Like most shows and films The Great Doctor wasn’t easily made. It suffered from production delays and the lack of a lead actor after the first and second choices for Choi Young fell through. Li Min-Ho stepped up to the plate and did a decent job. He’s a bit younger than the age the role calls for, but Li is believable as the captain of the royal warriors because he commands wonderful screen presence…and he’s tall. 🙂 Okay, all the warriors are tall (at least to me, I’m 5’3″– okay 5’2 and 1/2″), but Li was a good choice as he’s an expert at sporting a sort of bored “I’m cool” expression well-suited to a warrior who has probably seen every atrocity under the sun. Also, the King Gongmin played impressively by Ryu Deok-Hwan is tiny! At least, he appears that way in this production. Ryu does a great job portraying someone who simultaneously has a lot of power and no power and who struggles with it constantly. The king’s personal struggles with power over his own life mirror that of his best warrior, Choi Young, and their relationship is in a way more interesting than that between Young and the “great doctor from heaven.” Also, the king and queen’s relationship is sweet.

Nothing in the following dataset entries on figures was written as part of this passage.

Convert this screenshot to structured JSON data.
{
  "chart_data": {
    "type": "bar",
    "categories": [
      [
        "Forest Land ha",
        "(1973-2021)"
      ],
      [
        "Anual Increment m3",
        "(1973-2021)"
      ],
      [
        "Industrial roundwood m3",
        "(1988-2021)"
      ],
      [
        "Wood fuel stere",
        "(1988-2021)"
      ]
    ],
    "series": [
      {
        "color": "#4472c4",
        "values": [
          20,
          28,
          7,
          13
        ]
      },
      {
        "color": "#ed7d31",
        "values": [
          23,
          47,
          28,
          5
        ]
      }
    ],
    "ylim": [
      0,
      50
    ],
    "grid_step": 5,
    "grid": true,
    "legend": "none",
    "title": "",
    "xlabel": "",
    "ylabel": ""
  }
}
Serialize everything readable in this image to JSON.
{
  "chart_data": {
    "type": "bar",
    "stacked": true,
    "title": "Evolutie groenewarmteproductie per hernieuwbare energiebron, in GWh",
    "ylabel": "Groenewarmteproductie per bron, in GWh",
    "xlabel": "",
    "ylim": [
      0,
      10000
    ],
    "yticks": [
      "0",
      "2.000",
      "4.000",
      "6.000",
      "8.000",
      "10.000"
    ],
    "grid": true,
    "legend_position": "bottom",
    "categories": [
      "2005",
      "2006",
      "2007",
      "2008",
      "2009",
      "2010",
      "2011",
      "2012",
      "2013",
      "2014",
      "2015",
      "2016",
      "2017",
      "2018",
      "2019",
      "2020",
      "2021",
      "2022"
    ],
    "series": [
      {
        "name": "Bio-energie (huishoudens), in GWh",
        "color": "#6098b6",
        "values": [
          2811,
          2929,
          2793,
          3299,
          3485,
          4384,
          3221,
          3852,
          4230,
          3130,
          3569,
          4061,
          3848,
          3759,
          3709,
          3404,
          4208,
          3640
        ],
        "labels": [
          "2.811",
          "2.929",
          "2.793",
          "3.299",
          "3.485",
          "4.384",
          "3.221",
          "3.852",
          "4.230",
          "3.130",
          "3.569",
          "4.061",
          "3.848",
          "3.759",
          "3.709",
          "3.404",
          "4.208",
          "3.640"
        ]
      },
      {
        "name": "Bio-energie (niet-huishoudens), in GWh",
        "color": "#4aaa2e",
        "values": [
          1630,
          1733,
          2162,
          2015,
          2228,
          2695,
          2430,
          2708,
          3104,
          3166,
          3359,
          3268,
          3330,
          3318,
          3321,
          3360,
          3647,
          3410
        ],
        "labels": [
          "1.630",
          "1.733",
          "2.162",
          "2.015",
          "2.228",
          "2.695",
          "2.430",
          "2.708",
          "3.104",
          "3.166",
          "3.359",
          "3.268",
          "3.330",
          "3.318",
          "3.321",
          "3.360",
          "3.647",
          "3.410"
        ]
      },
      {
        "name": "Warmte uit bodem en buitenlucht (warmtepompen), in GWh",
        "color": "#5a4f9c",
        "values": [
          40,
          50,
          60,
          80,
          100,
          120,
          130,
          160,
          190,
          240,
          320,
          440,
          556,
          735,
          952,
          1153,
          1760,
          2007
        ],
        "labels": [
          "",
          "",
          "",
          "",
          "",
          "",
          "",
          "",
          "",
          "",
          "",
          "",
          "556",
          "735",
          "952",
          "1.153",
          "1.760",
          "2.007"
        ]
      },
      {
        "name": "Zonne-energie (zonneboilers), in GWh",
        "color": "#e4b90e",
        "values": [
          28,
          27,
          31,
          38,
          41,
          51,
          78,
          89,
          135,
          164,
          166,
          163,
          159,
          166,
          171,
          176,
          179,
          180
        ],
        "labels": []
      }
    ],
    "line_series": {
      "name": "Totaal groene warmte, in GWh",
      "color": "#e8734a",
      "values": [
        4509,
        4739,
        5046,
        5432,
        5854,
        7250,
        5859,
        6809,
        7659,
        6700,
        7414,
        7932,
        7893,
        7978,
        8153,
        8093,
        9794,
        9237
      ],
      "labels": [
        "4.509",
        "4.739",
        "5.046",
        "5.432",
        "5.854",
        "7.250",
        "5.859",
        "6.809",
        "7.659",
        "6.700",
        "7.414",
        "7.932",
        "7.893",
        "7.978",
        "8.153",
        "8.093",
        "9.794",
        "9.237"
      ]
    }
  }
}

I love romances, and the love story in this is wonderful with lots of funny moments and many touching, endearing ones. By the end you just want to shout out the Jerry McGuire line: “You complete me!” Yoo Eun-Soo fills the ache in Choi Young’s heart and vice versa.
One more shout out, and that’s to the soundtrack people. The main theme is especially addicting and reminded me somewhat of the Pirates of the Caribbean music.